Coroner's Physician JOHNSON yesterday forenoon held an autopsy on the body of Bernard BEHN, who lost his life in a sand pit on Rockingham street Monday afternoon. Death was caused by suffocation, Coroner KILLIP will begin an inquiry into the accident at the morgue this afternoon at 3 o'clock.
James GAFFNEY wandered through the central police station yesterday afternoon looking for some one to arrest him. He found Lieutenant STEIN, who put a charge of vagrancy against him and locked him up. GAFFNEY is thought to be looking for a home for the winter.
Adam J. ZUGELDER and Miss Agnes C. M. LOYSEN, both of this city were married last evening by Rev. F. F. FRY, pastor of the Church of the Reformation, at the parsonage, No. 12 Grove street.
The Presbytery of Geneva has been called to meet in special session Friday afternoon at 3 o'clock at the First Presbyterian Church, of Geneva, to dissolve the pastoral relation of Rev. William S. CARTER, who has been pastor of the First Presbyterian Church, of Waterloo, for nearly eighteen years, but who will soon become the assistant minister of the Central Presbyterian Church. The congregation of the Waterloo church will take action on Mr. CARTER's resignation to-night.
Charles O. WESTON has taken an appeal to the Appellate Division in the $20,000 libel action brought by him against his brother, John P. WESTON. The WESTONS married sisters, and Charles alleges that John alienated the affections of Charles's wife, but failed to recover damages in a suit, brought for that purpose. He then sued his brother for libel, alleged to have been contained in a newspaper interview, but lost that also, which case has now been appealed.
While en route from Dunkirk to this city H. E. POTTER, of Warren, Pa., lost $115, and yesterday he asked the police to help him find it. On his journey to this city POTTER used two railroads and must have changed cars at least twice, so there is little probability that the money will be recovered.
MUNSON - In this city, Tuesday, December 30, 1902, at the residence of his daughter, Mrs. John S. MORGAN, No. 12 Arnold park, James L. MUNSON, aged 83 years.

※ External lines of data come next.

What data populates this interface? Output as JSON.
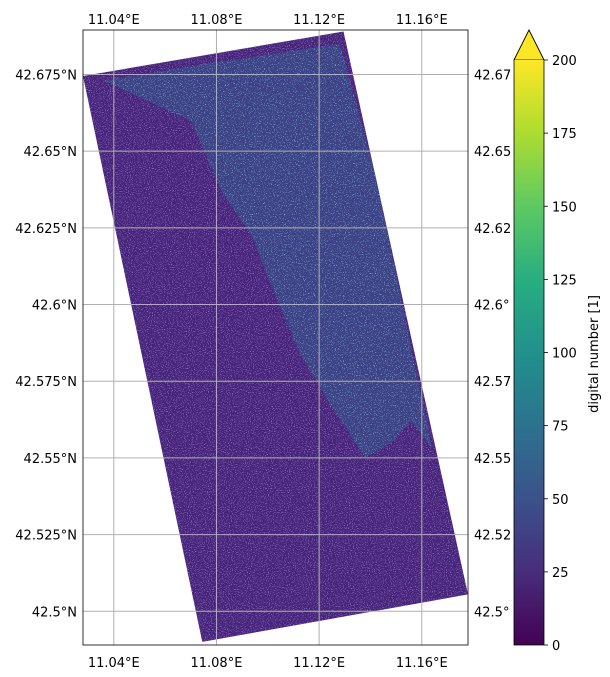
{
  "chart_data": {
    "type": "heatmap",
    "kind": "georeferenced raster (satellite image swath)",
    "x_axis": {
      "unit": "longitude",
      "range": [
        11.028,
        11.178
      ],
      "ticks": [
        11.04,
        11.08,
        11.12,
        11.16
      ],
      "tick_labels": [
        "11.04°E",
        "11.08°E",
        "11.12°E",
        "11.16°E"
      ],
      "label_position": "top-and-bottom"
    },
    "y_axis": {
      "unit": "latitude",
      "range": [
        42.489,
        42.6895
      ],
      "ticks": [
        42.5,
        42.525,
        42.55,
        42.575,
        42.6,
        42.625,
        42.65,
        42.675
      ],
      "tick_labels_left": [
        "42.5°N",
        "42.525°N",
        "42.55°N",
        "42.575°N",
        "42.6°N",
        "42.625°N",
        "42.65°N",
        "42.675°N"
      ],
      "tick_labels_right": [
        "42.5°",
        "42.52",
        "42.55",
        "42.57",
        "42.6°",
        "42.62",
        "42.65",
        "42.67"
      ]
    },
    "grid": true,
    "swath_corners": [
      {
        "lon": 11.028,
        "lat": 42.6745
      },
      {
        "lon": 11.1295,
        "lat": 42.689
      },
      {
        "lon": 11.178,
        "lat": 42.5055
      },
      {
        "lon": 11.0745,
        "lat": 42.49
      }
    ],
    "land_region_boundary": [
      [
        11.036,
        42.673
      ],
      [
        11.07,
        42.66
      ],
      [
        11.082,
        42.637
      ],
      [
        11.094,
        42.622
      ],
      [
        11.102,
        42.605
      ],
      [
        11.112,
        42.585
      ],
      [
        11.124,
        42.568
      ],
      [
        11.138,
        42.55
      ],
      [
        11.148,
        42.555
      ],
      [
        11.156,
        42.562
      ],
      [
        11.164,
        42.553
      ],
      [
        11.142,
        42.642
      ],
      [
        11.128,
        42.685
      ],
      [
        11.08,
        42.679
      ]
    ],
    "colorbar": {
      "colormap": "viridis",
      "min": 0,
      "max": 200,
      "extend": "max",
      "ticks": [
        0,
        25,
        50,
        75,
        100,
        125,
        150,
        175,
        200
      ],
      "label": "digital number [1]"
    },
    "colormap_stops": [
      "#440154",
      "#472d7b",
      "#3b528b",
      "#2c728e",
      "#21918c",
      "#28ae80",
      "#5ec962",
      "#addc30",
      "#fde725"
    ]
  },
  "colorbar_tick_labels": [
    "0",
    "25",
    "50",
    "75",
    "100",
    "125",
    "150",
    "175",
    "200"
  ],
  "colors": {
    "background": "#ffffff",
    "gridline": "#b0b0b0",
    "water_base": "#46227a",
    "land_base": "#3e3f86"
  }
}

-Interment at Canandaigua Thursday, January 1, 1903.
RIVES - In the city of New York, Monday, December 29, 1902, George W. RIVES, aged 41 years. 

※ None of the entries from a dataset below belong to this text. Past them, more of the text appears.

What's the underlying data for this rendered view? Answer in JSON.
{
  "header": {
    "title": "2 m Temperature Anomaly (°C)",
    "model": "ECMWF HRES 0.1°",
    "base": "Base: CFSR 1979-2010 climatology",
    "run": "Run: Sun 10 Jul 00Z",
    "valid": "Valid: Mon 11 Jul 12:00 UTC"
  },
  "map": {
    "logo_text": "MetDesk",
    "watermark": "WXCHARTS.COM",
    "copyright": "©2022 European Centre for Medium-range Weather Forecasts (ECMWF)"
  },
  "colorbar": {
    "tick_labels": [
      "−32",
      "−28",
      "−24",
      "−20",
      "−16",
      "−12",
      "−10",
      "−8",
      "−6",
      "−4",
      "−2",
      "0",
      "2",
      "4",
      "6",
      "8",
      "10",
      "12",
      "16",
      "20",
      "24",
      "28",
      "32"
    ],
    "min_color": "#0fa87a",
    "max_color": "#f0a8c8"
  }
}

-The funeral will take place from the parlors of Ingmire & Thompson, No. 64 Clinton avenue south, on Wednesday (to-day) at 2:30 P. M. Burial strictly private.
LACY - At his residence in Avon, N. Y., Tuesday, December 30, 1902, Daniel LACY, in his 76th year.
-Funeral from the home 2 P. M. Thursday. Please omit flowers.
REINFELD - The funeral of Christopher REINFELD, who died Monday, December 29, 1902, will take place this afternoon at 2 o'clock from the residence of his sister, Mrs. Casper FELL, No. 274 Orange street, and 2:30 o'clock at SS. Peter and Paul's Church.